Our project will ultimately consist of a combined orthogonal transcription-translation system (Figure 5). Orthogonal transcription system, involving modified UBER is used to transcribe the genes under T7 promoter, including T7 RNAP, mKate2 reporter, TetR repressor, and the orthogonal 16S rRNA. Orthogonal ribosomes created through association of the altered 16S rRNA with large ribosomal subunit selectively translate the reporter mRNA containing the orthogonal ribosome binding site. This design ensures that native RNA polymerases and ribosomes minimally interact with our system, reducing the unwanted interactions between cricut expression and host processes. As shown in the models from Darlington et al.4, the minimization of crosstalk between host and synthetic processes is desirable as it decreases gene coupling, decreases mutation rate, and decreases sensitivity to changes in nutrient availability in E. coli without adversely affecting cell growth.
Figure 5: Orthogonal transcription-translation system.
Modeling
The design for our model requires three primary features: orthogonal expression, physiological output, and adjustable parameters to change host species. We base our model on that used in Darlington et al. 4. This model incorporates a system of ordinary differential equations that describe simplified energy production, ribosome synthesis, translation of host and circuit genes, and cell growth. In addition, the model includes orthogonal translation by allowing orthogonal 16S rRNAs to compete with host rRNAs in ribosome synthesis.

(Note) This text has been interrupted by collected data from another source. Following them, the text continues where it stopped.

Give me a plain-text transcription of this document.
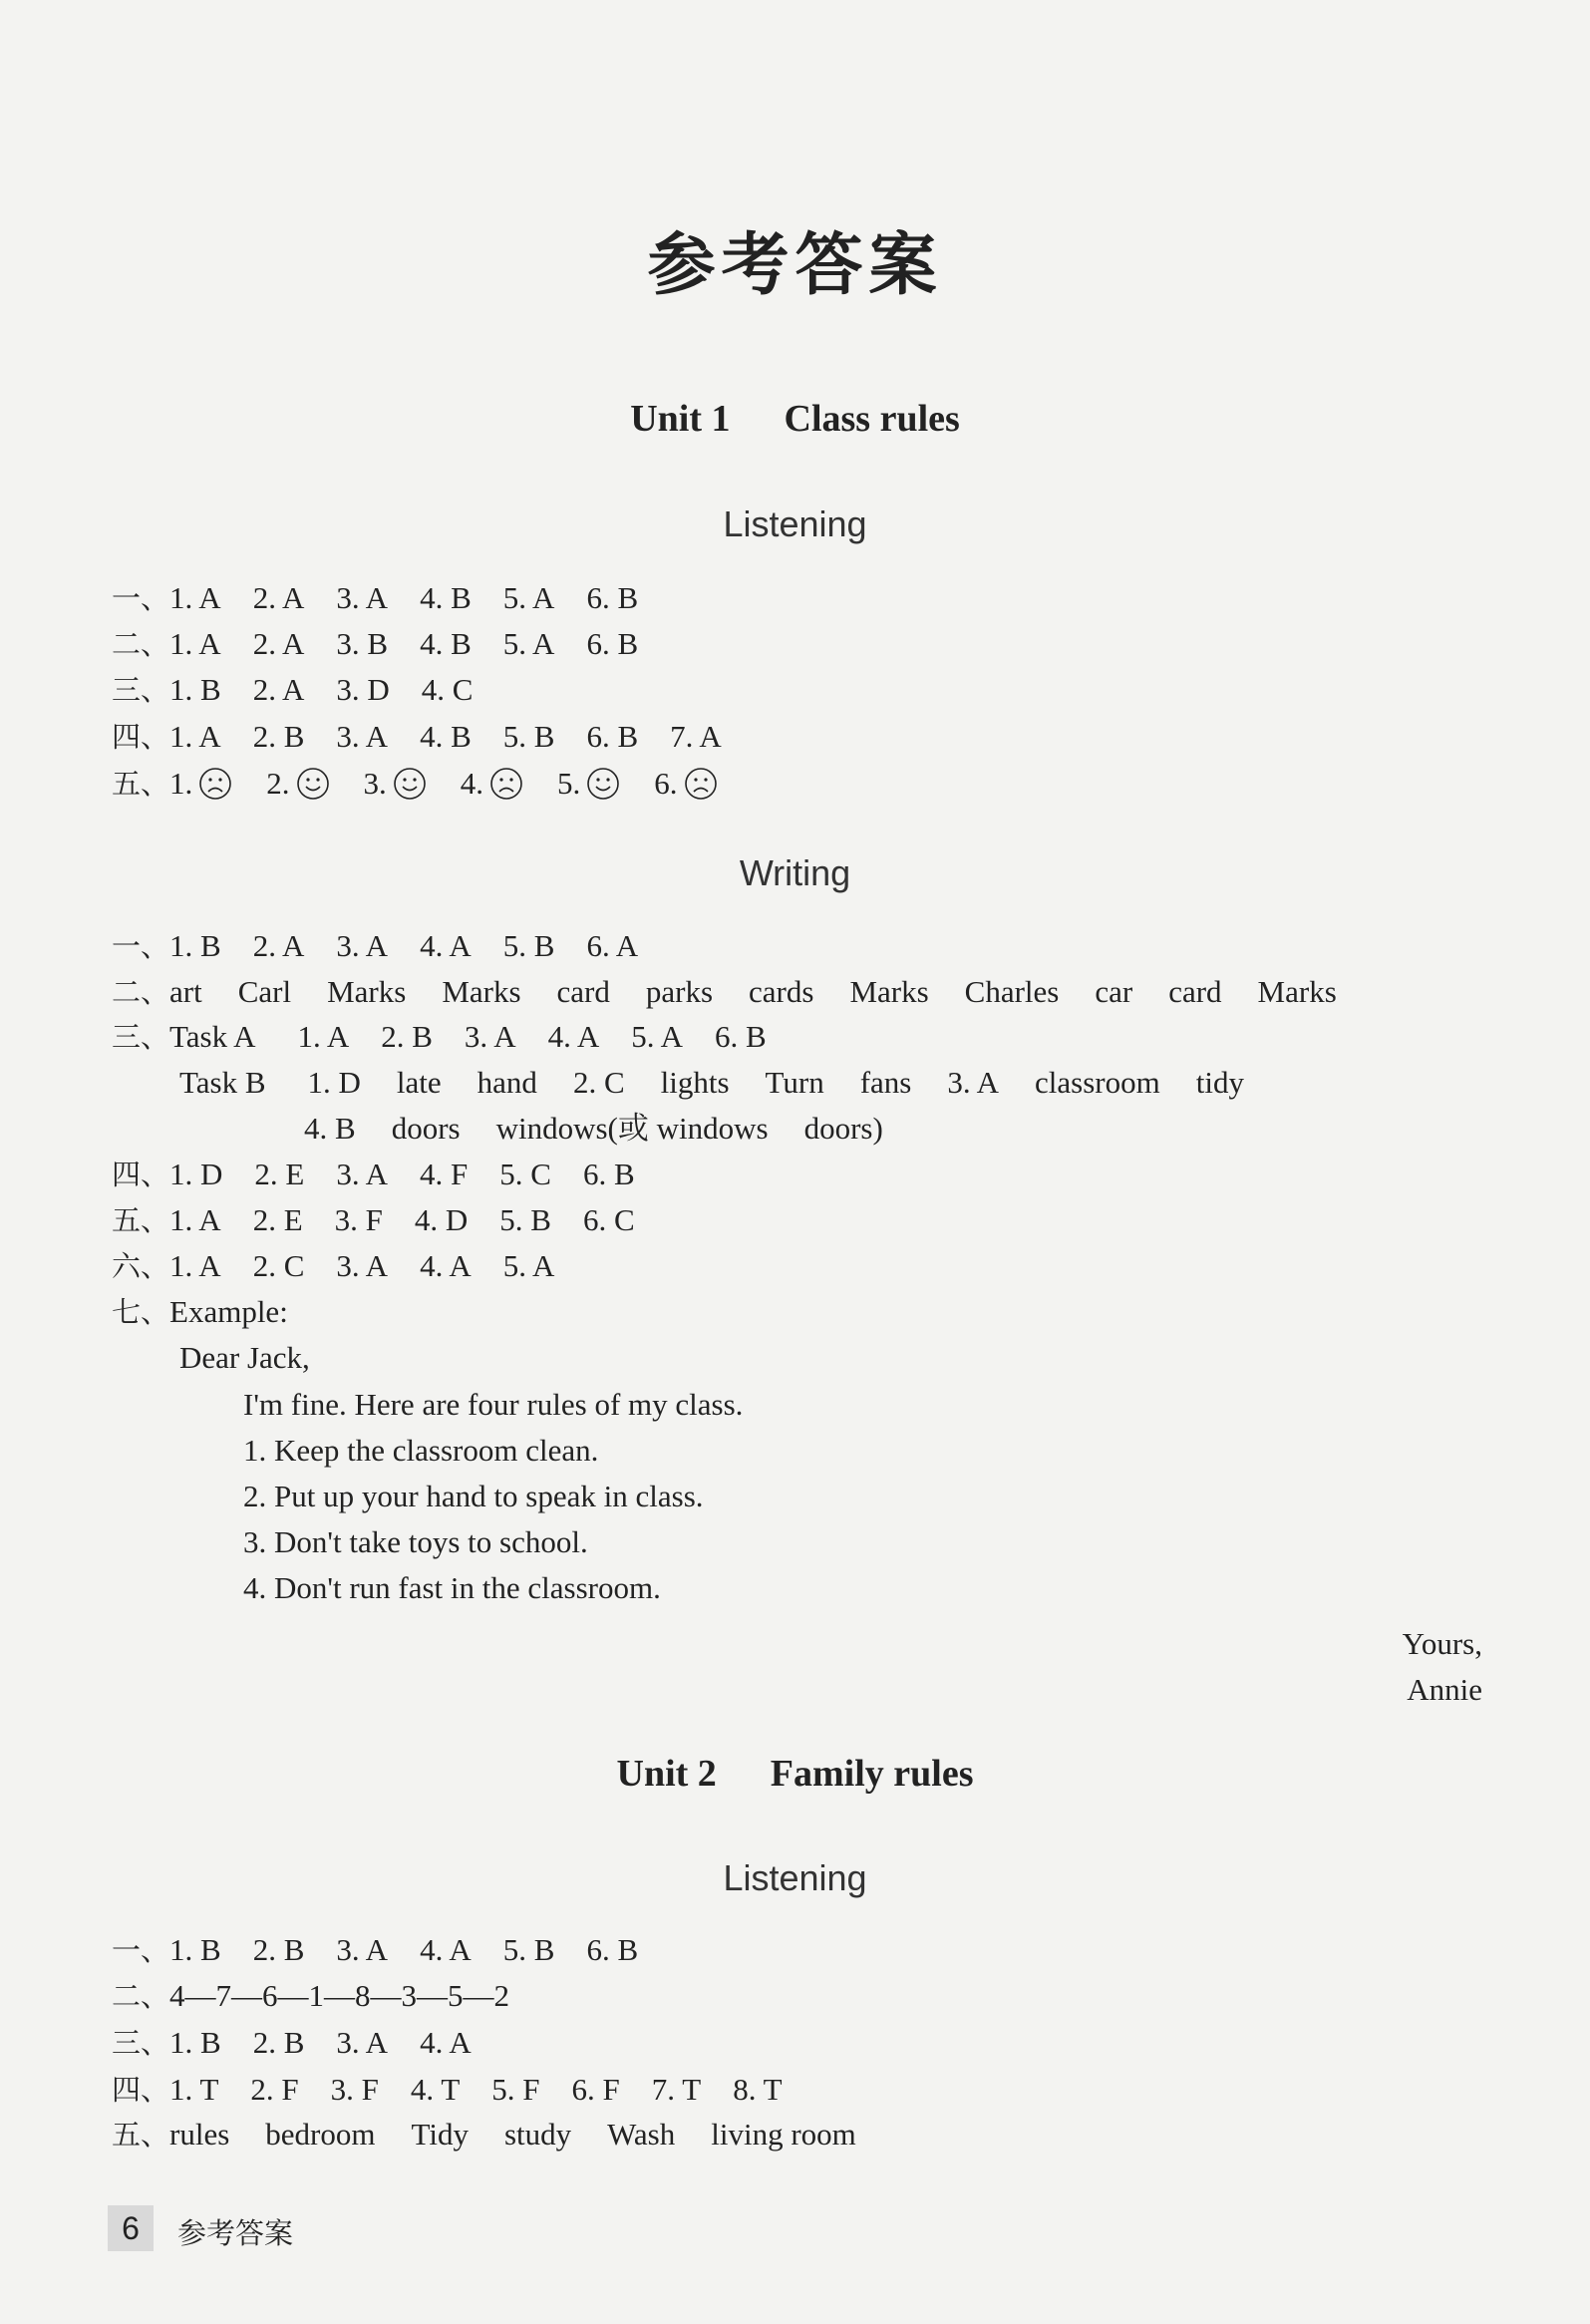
参考答案
Unit 1 Class rules
Listening
一、1. A 2. A 3. A 4. B 5. A 6. B
二、1. A 2. A 3. B 4. B 5. A 6. B
三、1. B 2. A 3. D 4. C
四、1. A 2. B 3. A 4. B 5. B 6. B 7. A
五、1. 2. 3. 4. 5. 6.
Writing
一、1. B 2. A 3. A 4. A 5. B 6. A
二、art Carl Marks Marks card parks cards Marks Charles car card Marks
三、Task A 1. A 2. B 3. A 4. A 5. A 6. B
Task B 1. D late hand 2. C lights Turn fans 3. A classroom tidy
4. B doors windows(或 windows doors)
四、1. D 2. E 3. A 4. F 5. C 6. B
五、1. A 2. E 3. F 4. D 5. B 6. C
六、1. A 2. C 3. A 4. A 5. A
七、Example:
Dear Jack,
I'm fine. Here are four rules of my class.
1. Keep the classroom clean.
2. Put up your hand to speak in class.
3. Don't take toys to school.
4. Don't run fast in the classroom.
Yours,
Annie
Unit 2 Family rules
Listening
一、1. B 2. B 3. A 4. A 5. B 6. B
二、4—7—6—1—8—3—5—2
三、1. B 2. B 3. A 4. A
四、1. T 2. F 3. F 4. T 5. F 6. F 7. T 8. T
五、rules bedroom Tidy study Wash living room
6	参考答案
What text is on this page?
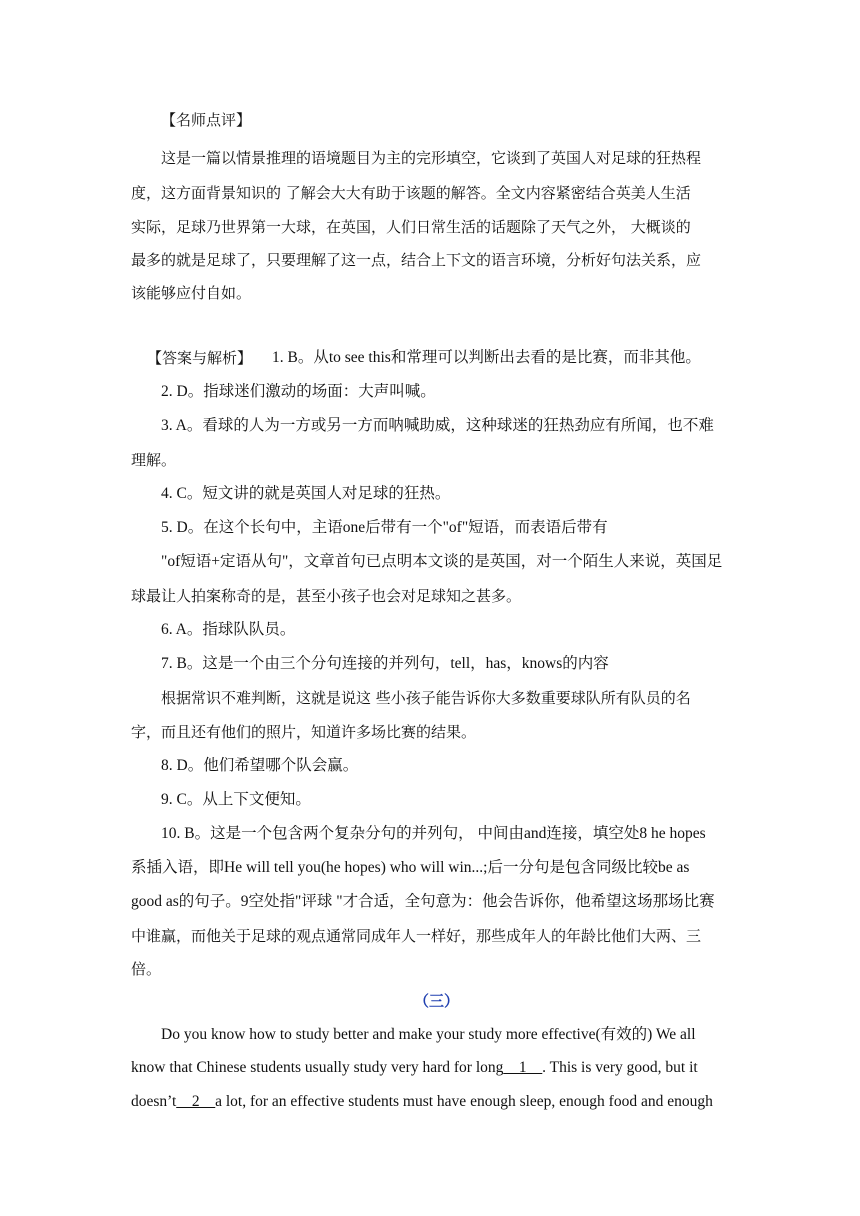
【名师点评】
这是一篇以情景推理的语境题目为主的完形填空，它谈到了英国人对足球的狂热程
度，这方面背景知识的 了解会大大有助于该题的解答。全文内容紧密结合英美人生活
实际，足球乃世界第一大球，在英国，人们日常生活的话题除了天气之外， 大概谈的
最多的就是足球了，只要理解了这一点，结合上下文的语言环境，分析好句法关系，应
该能够应付自如。
【答案与解析】 1. B。从to see this和常理可以判断出去看的是比赛，而非其他。
2. D。指球迷们激动的场面：大声叫喊。
3. A。看球的人为一方或另一方而呐喊助威，这种球迷的狂热劲应有所闻，也不难
理解。
4. C。短文讲的就是英国人对足球的狂热。
5. D。在这个长句中，主语one后带有一个"of"短语，而表语后带有
"of短语+定语从句"，文章首句已点明本文谈的是英国，对一个陌生人来说，英国足
球最让人拍案称奇的是，甚至小孩子也会对足球知之甚多。
6. A。指球队队员。
7. B。这是一个由三个分句连接的并列句，tell，has，knows的内容
根据常识不难判断，这就是说这 些小孩子能告诉你大多数重要球队所有队员的名
字，而且还有他们的照片，知道许多场比赛的结果。
8. D。他们希望哪个队会赢。
9. C。从上下文便知。
10. B。这是一个包含两个复杂分句的并列句， 中间由and连接，填空处8 he hopes
系插入语，即He will tell you(he hopes) who will win...;后一分句是包含同级比较be as
good as的句子。9空处指"评球 "才合适，全句意为：他会告诉你，他希望这场那场比赛
中谁赢，而他关于足球的观点通常同成年人一样好，那些成年人的年龄比他们大两、三
倍。
（三）
Do you know how to study better and make your study more effective(有效的) We all
know that Chinese students usually study very hard for long__1__. This is very good, but it
doesn’t__2__a lot, for an effective students must have enough sleep, enough food and enough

We extend the model to incorporate RNA transcription in order to more naturally model orthogonal transcription with T7 RNA polymerases. Transcription follows Michaelis-Menten kinetics based on the concentration of polymerase molecules in the cell, and we choose constants to reproduce accurate steady-state behavior. Since translation is the most energy intensive process in E. coli 5, we assume in our model that transcription does not use cellular energy. We also include transcription and translation of RNA polymerase genes to produce feedback behavior. Our model predicted that low levels of orthogonal 16S rRNA transcription will results in reduced PORTAL sensitivity to parameter changes, which informed our choice to put 16S rRNA under IPTG-inducible promoter in order to allow the control over the levels of 16S rRNA produced. Click here to learn more about our model.
Figure 6: Main components of the model. The model includes metabolism, host expression, circuit expression, and orthogonal expression.
References
[1] Aedo, S. J., Gelderman, G., & Brynildsen, M. P. (2017). Tackling host–circuit give and take. Nature Microbiology , 2(12), 1584–1585.
[2] Kushwaha, M., & Salis, H. M. (2015). A portable expression resource for engineering cross-species genetic circuits and pathways. Nature Communications, 6(1), 7832.
[3] Chubiz, L. M., & Rao, C. V. (2008). Computational design of orthogonal ribosomes.Nucleic Acids Research, 36(12).
[4] Darlington, A.P.S., Kim, J., Jiménez, J.I., & Bates, D.G. (2018). Dynamic allocation of orthogonal ribosomes facilitates uncoupling of co-expressed genes. Nature Communications, 9, 695.
[5] Weiße, A.Y., Oyarzún, D.A., Danos, V., Swain, P.S. (2015). Mechanistic links between cellular trade-offs, gene expression, and growth. Proc. Natl. Acad. Sci. USA , 112(9), 1038-47.